"A stock dividend is something tangible -- it's not an earnings projection; it's something solid, in hand. A stock dividend is a true return on the investment. Everything else is hope and speculation."
-- Finance writer Richard Russell
Caterpillar's (NYSE:CAT) dividend is one thing investors can hold in high regard, even though just about everything else about the company has been tough sledding over the past four years. Sales and revenue are expected to decline to nearly $48 billion this year, down a staggering $20 billion below its peak, or a decline of roughly 31%. Furthermore, management expects sales and revenue to fall another 5% next year, and if that happens, it will be the first time in the company's 90-year history that sales will have declined for four consecutive years. Caterpillar's net income has seen drastic drops as well: The company's trailing-12-month net income barely tops $3.5 billion, which is far below 2011 and 2012 levels of $4.9 billion and $5.6 billion, respectively.
With its top and bottom lines in decline, how safe is Caterpillar's dividend? Let's take a look at its dividend, its history of payouts, and why investors should feel pretty safe about the dividend going forward.
Caterpillar's dividend currently sits at $0.77 quarterly per share, for an annual rate of $3.08 per share, which equates to a yield of 4.42%. Management has shown that it can consistently increase its dividend and avoid cuts over the decades.
Moreover, management noted in its Q3 presentation: "The dividend is a priority for Caterpillar ... We've paid a quarterly dividend every quarter since 1933 and have increased the annual dividend every year for over 20 years.
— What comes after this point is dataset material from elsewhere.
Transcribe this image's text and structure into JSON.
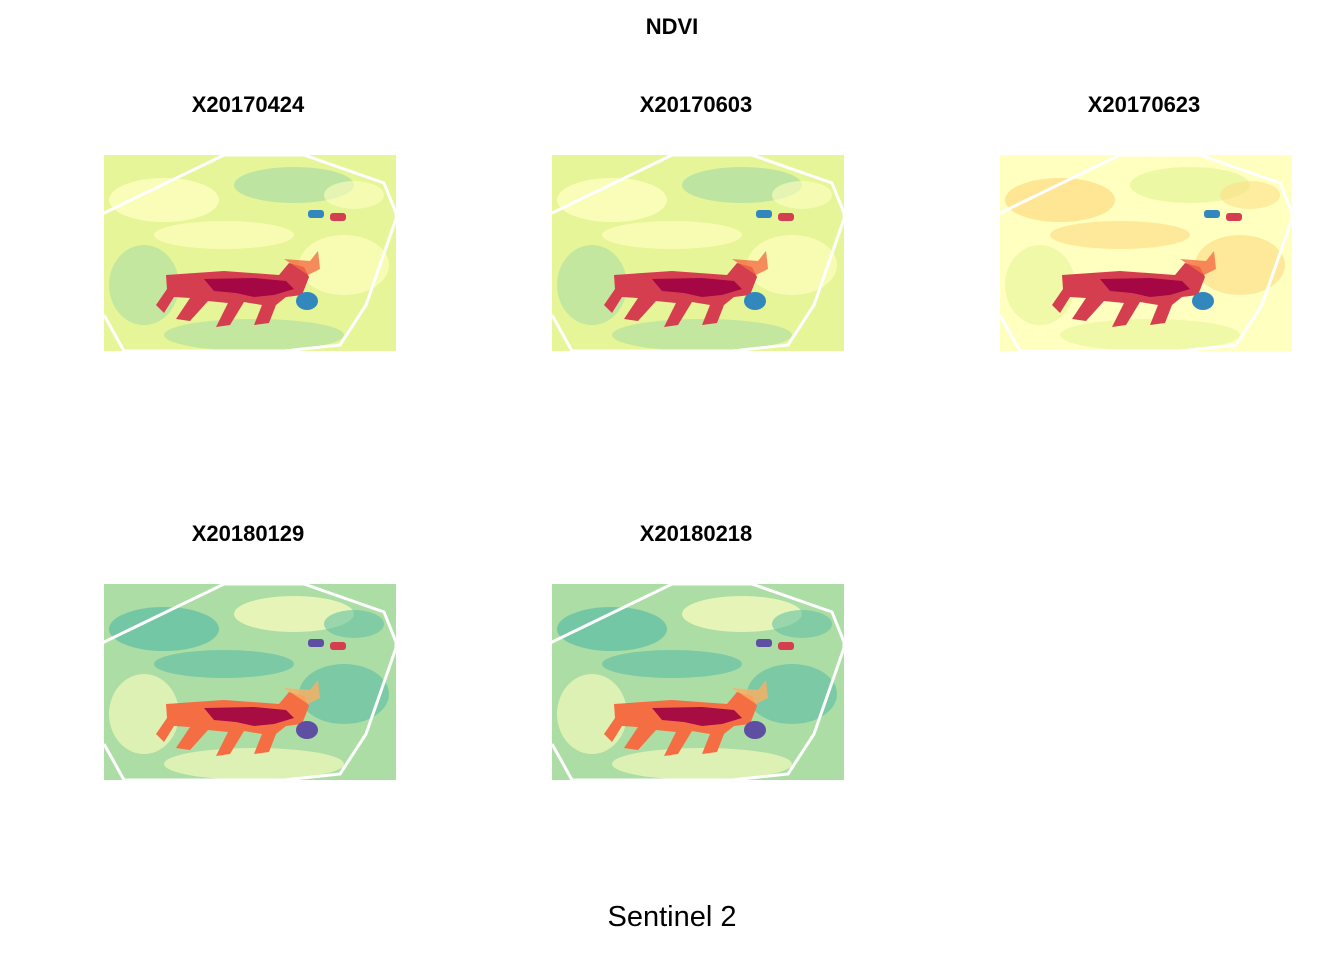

We did not reduce the dividend during the 2008/2009 financial crisis."
But as we all know, talk is cheap. Adjusting for management's new guidance, Caterpillar's dividend payout ratio is creeping toward 80% when including restructuring costs, which drags down profit per share in the equation. Excluding restructuring costs, Caterpillar's dividend payout ratio is likely to be slightly above 60% for 2015.
As Caterpillar's payout ratio continues to climb higher, thanks to its declining profits and increasing dividend, should investors be worried about management pausing dividend increases -- or (gasp!) even slashing the dividend?
The short answer is no, thanks to Caterpillar's ability to consistently generate cash flow. The company's machine, energy, and transportation cash flow has posted three out of its best four years in history since 2010. That's helped increase Caterpillar's pile of cash, as you can see below.
Investors also need to consider that Caterpillar's balance sheet remains strong, with its machine, energy, and transportation debt-to-capital ratio declining from 57.5% at the end of 2008 to 37.4% at the end of the third quarter.
Furthermore, management has focused on cutting costs, and it predicts capital expenditures will be cut in half for 2015 compared to 2012 levels -- and that's a trend it expects to hold in 2016 as well. It also foresees slashing about $1.5 billion from annual costs by 2018, with about half of that level expected in 2016.
Ultimately, Caterpillar's dividend is very safe with the current cash pile, cost-cutting measures taking effect, and strong balance sheet. Moreover, as Caterpillar is within a few years of becoming a Dividend Aristocrat -- a company that has increased its dividend for at least 25 consecutive years -- you could practically bet money that it would tone down its share repurchases before it pressed the pause button on its dividend hikes.